Website: https://uclouvain.be/fr/repertoires/wim.decock

Chair: Prof. Wojciech Dajczak (Adam Mickiewicz University, Poznań)

Lecture 4: A return to ancient Roman models: some remarks on the development of the idea of prison as a punishment from a historical-comparative perspective

Date: January, 16th, 4:00 pm CEST

Link to the online meeting: https://bit.ly/legalhistory2-4

Prof. Tommaso Beggio was born in 1983; M.A. in Roman law at the Faculty of Law at the University of Trento; Ph.D. in Diritto romano e cultura giuridica europea at the Law Faculty at the University of Pavia (2008-2011). He won a position as post-doc researcher (2013-2017) in the ERC project Reinventing the Foundations of European Legal Culture, 1934-1964 (P.I.: Prof. Kaius Tuori), at the University of Helsinki, where he carried out a research on Paul Koschaker and Roman law under the Nazi regime. There he held the courses Roman Law in European History and Law, Totalitarianism and Human Rights. He spent a 14 months research stay at the University of Heidelberg in 2015-2016, where he held the course Einführung in das italienische Recht. In 2018 he won the programme for young scholars “Rita Levi Montalcini” – “rientro dei cervelli” and obtained a position as a researcher at the Law Faculty at the University of Trento. The “Rita Levi Montalcini” funded his research project on Capital punishments in Roman law for three years too.  In 2021 he obtained the chair for Diritto romano e diritti dell’Antichità at the University of Trento.

Main research fields: Roman public (and criminal) law, Roman criminal and civil procedure, legal epigraphy, Roman law historiography (in particular, Paul Koschaker, the “School” of Ludwig Mitteis, and the development of the vergleichende Rechtsgeschichte).

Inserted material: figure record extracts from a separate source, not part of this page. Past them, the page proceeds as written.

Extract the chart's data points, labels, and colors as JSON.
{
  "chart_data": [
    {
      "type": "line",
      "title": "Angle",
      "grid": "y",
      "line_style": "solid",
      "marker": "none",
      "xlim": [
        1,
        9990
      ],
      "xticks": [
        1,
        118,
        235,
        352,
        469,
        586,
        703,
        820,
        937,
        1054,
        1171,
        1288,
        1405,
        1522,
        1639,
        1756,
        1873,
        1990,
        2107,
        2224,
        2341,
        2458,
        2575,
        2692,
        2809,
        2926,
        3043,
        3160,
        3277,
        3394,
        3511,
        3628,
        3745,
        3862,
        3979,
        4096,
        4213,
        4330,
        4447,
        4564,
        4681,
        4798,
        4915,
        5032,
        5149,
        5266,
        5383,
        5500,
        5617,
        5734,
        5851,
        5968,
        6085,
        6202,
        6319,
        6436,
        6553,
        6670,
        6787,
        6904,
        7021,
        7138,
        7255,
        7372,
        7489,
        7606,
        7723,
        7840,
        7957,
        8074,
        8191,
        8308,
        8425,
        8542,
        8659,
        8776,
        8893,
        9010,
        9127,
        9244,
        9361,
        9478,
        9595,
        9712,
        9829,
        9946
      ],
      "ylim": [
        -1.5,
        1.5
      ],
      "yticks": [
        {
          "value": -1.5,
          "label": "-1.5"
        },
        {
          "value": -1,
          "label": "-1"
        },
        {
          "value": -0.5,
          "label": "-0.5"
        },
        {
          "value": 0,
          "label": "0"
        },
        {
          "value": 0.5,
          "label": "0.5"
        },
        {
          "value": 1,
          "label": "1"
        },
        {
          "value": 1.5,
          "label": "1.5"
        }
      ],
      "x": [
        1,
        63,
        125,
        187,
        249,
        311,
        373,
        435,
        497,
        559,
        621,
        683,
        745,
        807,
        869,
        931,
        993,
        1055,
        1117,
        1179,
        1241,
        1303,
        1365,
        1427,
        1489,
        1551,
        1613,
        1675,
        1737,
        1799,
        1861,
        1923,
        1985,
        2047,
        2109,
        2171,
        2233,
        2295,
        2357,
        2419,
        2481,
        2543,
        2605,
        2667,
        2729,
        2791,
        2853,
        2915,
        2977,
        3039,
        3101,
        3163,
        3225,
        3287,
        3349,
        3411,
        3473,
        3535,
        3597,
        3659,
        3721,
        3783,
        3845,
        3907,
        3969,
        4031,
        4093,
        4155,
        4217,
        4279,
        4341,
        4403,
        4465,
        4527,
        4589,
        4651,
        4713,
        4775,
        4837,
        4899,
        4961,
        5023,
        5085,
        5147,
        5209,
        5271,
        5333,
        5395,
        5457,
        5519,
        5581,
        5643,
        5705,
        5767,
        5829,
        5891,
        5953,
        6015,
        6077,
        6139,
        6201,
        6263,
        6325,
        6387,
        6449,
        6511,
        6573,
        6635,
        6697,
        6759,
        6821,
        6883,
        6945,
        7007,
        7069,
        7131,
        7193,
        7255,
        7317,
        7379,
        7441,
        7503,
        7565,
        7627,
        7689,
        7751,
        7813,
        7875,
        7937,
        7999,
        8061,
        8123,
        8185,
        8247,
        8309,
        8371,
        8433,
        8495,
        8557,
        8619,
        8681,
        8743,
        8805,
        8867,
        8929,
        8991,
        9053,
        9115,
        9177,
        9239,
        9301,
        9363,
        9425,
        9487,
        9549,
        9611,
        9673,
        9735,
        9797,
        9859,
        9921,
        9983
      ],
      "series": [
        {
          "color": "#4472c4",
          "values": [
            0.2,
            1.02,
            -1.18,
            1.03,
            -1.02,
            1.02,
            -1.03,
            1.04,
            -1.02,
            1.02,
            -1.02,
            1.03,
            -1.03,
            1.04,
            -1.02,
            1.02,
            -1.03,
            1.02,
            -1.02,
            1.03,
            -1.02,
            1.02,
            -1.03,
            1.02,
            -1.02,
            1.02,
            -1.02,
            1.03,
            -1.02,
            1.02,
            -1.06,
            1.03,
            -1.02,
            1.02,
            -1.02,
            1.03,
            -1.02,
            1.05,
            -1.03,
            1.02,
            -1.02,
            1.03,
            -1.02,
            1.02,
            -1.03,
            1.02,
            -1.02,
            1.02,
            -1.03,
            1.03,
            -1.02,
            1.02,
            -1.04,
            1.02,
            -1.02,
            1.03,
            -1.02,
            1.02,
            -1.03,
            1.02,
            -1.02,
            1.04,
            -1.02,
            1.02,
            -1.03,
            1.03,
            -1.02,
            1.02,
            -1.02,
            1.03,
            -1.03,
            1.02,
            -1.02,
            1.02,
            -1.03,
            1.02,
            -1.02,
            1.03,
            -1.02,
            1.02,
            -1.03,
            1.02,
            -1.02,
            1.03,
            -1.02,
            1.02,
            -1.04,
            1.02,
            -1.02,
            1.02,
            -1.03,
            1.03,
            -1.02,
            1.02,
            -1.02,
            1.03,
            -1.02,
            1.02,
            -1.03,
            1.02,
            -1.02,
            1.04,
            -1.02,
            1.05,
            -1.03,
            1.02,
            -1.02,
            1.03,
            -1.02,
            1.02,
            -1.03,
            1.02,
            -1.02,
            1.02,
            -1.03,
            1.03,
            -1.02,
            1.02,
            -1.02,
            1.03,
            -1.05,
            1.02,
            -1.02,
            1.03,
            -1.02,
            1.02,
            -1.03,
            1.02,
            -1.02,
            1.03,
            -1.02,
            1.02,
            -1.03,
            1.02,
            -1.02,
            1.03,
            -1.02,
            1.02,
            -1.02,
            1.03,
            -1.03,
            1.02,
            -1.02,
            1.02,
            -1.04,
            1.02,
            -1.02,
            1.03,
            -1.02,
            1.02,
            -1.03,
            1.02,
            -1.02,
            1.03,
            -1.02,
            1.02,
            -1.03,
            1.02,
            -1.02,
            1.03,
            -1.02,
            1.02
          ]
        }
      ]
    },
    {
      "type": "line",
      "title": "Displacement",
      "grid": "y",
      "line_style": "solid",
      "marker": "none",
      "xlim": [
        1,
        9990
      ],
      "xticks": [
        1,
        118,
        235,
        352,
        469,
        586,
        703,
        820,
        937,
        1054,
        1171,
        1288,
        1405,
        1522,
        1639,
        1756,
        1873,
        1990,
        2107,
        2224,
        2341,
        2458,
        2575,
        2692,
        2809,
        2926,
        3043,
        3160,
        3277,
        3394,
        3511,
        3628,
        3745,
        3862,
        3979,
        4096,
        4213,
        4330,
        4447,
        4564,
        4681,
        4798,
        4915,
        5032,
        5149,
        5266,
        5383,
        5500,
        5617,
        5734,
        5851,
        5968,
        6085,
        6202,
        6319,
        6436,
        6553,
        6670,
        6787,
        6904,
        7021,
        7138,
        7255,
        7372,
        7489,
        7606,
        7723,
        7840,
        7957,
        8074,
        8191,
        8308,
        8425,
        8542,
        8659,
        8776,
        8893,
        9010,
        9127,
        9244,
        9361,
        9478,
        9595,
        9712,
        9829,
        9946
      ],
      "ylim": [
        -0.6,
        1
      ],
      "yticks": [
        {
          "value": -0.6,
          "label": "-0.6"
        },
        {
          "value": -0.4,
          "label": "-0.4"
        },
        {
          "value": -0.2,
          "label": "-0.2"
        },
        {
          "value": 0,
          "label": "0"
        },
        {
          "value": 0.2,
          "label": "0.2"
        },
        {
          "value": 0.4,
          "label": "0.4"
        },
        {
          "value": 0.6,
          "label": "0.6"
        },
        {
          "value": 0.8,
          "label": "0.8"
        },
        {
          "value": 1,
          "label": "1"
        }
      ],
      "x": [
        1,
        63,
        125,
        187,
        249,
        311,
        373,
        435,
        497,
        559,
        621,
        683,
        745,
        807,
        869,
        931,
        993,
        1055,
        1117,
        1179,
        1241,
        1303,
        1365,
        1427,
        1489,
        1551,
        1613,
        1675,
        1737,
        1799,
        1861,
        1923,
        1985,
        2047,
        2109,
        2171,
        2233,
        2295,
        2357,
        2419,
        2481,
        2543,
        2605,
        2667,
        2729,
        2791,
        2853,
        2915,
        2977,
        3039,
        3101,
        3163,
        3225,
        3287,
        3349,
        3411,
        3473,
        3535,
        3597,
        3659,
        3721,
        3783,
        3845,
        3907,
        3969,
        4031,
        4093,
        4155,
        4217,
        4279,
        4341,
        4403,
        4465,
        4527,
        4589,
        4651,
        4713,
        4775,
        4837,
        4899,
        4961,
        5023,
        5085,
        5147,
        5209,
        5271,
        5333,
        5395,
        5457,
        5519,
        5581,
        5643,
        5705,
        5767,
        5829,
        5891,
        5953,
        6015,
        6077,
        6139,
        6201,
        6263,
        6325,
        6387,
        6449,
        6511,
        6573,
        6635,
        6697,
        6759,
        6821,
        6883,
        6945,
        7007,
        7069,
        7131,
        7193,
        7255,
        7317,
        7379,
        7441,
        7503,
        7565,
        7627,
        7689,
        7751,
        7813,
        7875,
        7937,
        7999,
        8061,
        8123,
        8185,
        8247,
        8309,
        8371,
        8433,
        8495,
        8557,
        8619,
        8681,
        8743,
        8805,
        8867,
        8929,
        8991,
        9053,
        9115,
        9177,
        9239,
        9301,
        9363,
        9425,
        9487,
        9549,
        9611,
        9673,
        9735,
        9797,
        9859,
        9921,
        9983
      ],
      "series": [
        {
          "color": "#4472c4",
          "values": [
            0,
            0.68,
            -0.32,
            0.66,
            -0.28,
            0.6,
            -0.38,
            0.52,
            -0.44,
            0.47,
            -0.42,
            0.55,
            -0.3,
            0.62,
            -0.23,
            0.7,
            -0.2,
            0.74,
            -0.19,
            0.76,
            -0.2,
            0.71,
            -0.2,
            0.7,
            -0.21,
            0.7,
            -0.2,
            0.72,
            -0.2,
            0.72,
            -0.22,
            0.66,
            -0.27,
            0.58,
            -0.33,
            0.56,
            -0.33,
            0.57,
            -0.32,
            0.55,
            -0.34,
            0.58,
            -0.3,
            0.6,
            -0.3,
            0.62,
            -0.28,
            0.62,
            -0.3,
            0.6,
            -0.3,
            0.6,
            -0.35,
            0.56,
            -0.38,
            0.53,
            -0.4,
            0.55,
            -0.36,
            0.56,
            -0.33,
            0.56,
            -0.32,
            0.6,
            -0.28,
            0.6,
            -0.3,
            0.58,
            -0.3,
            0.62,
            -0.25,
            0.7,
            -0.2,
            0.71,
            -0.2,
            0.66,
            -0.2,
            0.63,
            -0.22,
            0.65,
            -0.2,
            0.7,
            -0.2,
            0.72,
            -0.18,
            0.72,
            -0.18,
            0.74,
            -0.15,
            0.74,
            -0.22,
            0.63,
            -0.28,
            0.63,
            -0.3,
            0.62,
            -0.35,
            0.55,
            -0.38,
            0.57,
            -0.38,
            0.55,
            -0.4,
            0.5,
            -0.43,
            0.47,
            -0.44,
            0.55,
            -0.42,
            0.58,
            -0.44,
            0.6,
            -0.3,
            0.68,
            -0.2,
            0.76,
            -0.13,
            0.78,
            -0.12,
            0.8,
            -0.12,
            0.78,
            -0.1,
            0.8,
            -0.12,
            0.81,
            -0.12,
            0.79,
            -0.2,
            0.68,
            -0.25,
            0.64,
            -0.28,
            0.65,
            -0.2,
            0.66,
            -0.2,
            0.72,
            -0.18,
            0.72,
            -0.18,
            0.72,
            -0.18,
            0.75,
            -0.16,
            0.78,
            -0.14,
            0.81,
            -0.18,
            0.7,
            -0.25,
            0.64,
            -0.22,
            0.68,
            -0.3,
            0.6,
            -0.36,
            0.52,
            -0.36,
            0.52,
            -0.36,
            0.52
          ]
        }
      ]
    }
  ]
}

Abstract: A traditional view among legal historians that dates back to the 19th century, and based on a text by the jurist Ulpian that we can find in the Digest (D. 48.19.8.9), affirms the idea that the use of the jail (carcer) as a punishment was unknown to the Romans, who conceived the prison only to keep the convicts in custody. According to this opinion, the prison was the place where to confine convicted persons awaiting trial and awaiting punishment and could only serve as a form of preventive detention. Yet, several different measures developed in ancient Rome over the centuries that eventually led to the deprivation of freedom or to a condition of dependency as a result of a punishment inflicted by the judge, or as the outcome of a situation of personal culpability. These penalties have represented a reference for the repressive systems in the West in the following centuries. Nonetheless, the medieval glossators and commentators constantly affirmed that the prison could not be used as an instrument to punish the convicts, but only to keep them in custody, on the basis of their interpretation of Roman law sources, but their stance actually concealed a hiatus between theory and praxis and prison was nevertheless sometimes inflicted as a punishment. Moreover, both in practice and in Canon law the prison began to emerge as an instrument to punish people and as an alternative to the death penalty well before the age of the Enlightenment: also in this case though, the legal basis to legitimise this different use of the prison were found in the Roman law sources.